Como aún faltaba el aburrido par de horas de viaje en
bus de regreso a casa, Antonio decidió comprar el diario de siempre, un vaso de
café y un par de galletas dulces en una de las tiendas del aeropuerto. Le
ocurría comúnmente que nunca conseguía mantenerse cómodo por mucho rato en los
asientos de los buses, por lo que tampoco podía llegar a dormir en ellos para
pasar el tiempo y no aburrirse mirando árboles y nada más que árboles.
Fue toda una suerte para él que el diario que acababa
de comprar trajera consigo un puzzle especialmente complicado basado en
momentos y personajes históricos importantes, tópicos que le interesaban un
montón desde su más temprana infancia.

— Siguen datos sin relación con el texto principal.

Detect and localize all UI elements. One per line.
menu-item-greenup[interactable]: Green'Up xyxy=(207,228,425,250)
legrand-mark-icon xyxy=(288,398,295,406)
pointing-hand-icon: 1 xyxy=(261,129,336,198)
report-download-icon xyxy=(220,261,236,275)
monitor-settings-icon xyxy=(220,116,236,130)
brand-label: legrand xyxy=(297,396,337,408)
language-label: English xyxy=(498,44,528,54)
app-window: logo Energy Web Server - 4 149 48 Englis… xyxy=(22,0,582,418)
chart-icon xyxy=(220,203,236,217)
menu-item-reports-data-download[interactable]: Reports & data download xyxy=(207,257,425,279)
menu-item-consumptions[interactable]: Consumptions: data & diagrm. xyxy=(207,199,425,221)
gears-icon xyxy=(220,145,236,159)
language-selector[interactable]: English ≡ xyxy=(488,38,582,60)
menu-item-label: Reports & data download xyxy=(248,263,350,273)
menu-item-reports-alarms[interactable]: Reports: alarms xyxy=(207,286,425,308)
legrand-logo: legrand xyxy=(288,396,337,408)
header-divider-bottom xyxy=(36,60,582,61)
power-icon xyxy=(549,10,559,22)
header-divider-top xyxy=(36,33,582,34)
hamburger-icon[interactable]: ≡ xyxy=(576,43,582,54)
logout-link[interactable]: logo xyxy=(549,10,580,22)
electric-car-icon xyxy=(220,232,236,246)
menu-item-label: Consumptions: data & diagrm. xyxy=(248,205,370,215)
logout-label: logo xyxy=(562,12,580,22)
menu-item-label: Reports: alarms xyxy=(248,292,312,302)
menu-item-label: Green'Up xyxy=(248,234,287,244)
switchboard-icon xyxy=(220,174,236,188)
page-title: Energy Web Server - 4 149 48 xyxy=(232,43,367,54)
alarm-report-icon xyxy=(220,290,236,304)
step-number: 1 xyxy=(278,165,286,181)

Por alguna razón Antonio detestaba
ocupar su tiempo muerto en una actividad tan tonta como pasar pegado a su
celular al igual que los demás por donde quiera que fuera y mirara, embelesado
como un verdadero idiota. Sofía, que en un comienzo tenía una inclinación
totalmente contraria a la suya, demoró un buen tiempo en acostumbrarse a no
revisar los mensajes que le enviaban sus amigos cada dos o tres minutos como lo
hacían los demás.
Cuando faltaban veinte minutos para que el bus pasara
por el paradero más cercano a su casa retirada de la zona urbanizada, Antonio plegó
su diario para guardarlo dentro de su chaqueta y esperó ansiosamente a que el
auxiliar del vehículo viniera hasta su puesto para decirle que habían llegado
al punto donde él les había indicado.
En ese tiempo que transcurrió en la espera, Antonio
pensó en que quizá su esposa continuara dormida, arrebujada entre las sábanas
blancas de su cama matrimonial; aún no eran ni las nueve con treinta de la
mañana, por lo que seguramente la hallaría en ese estado, con esa expresión
inocente que adoptaba su rostro mientras dormía. Antonio se imaginó llegando a
su lado, en silencio, para despertarla con un cuidadoso beso en el cuello, y
así arrancar la serie de acontecimientos que le seguían: el desvestirse, el
besarse con ganas luego de tanto tiempo sin hacerlo, el poder sentirla…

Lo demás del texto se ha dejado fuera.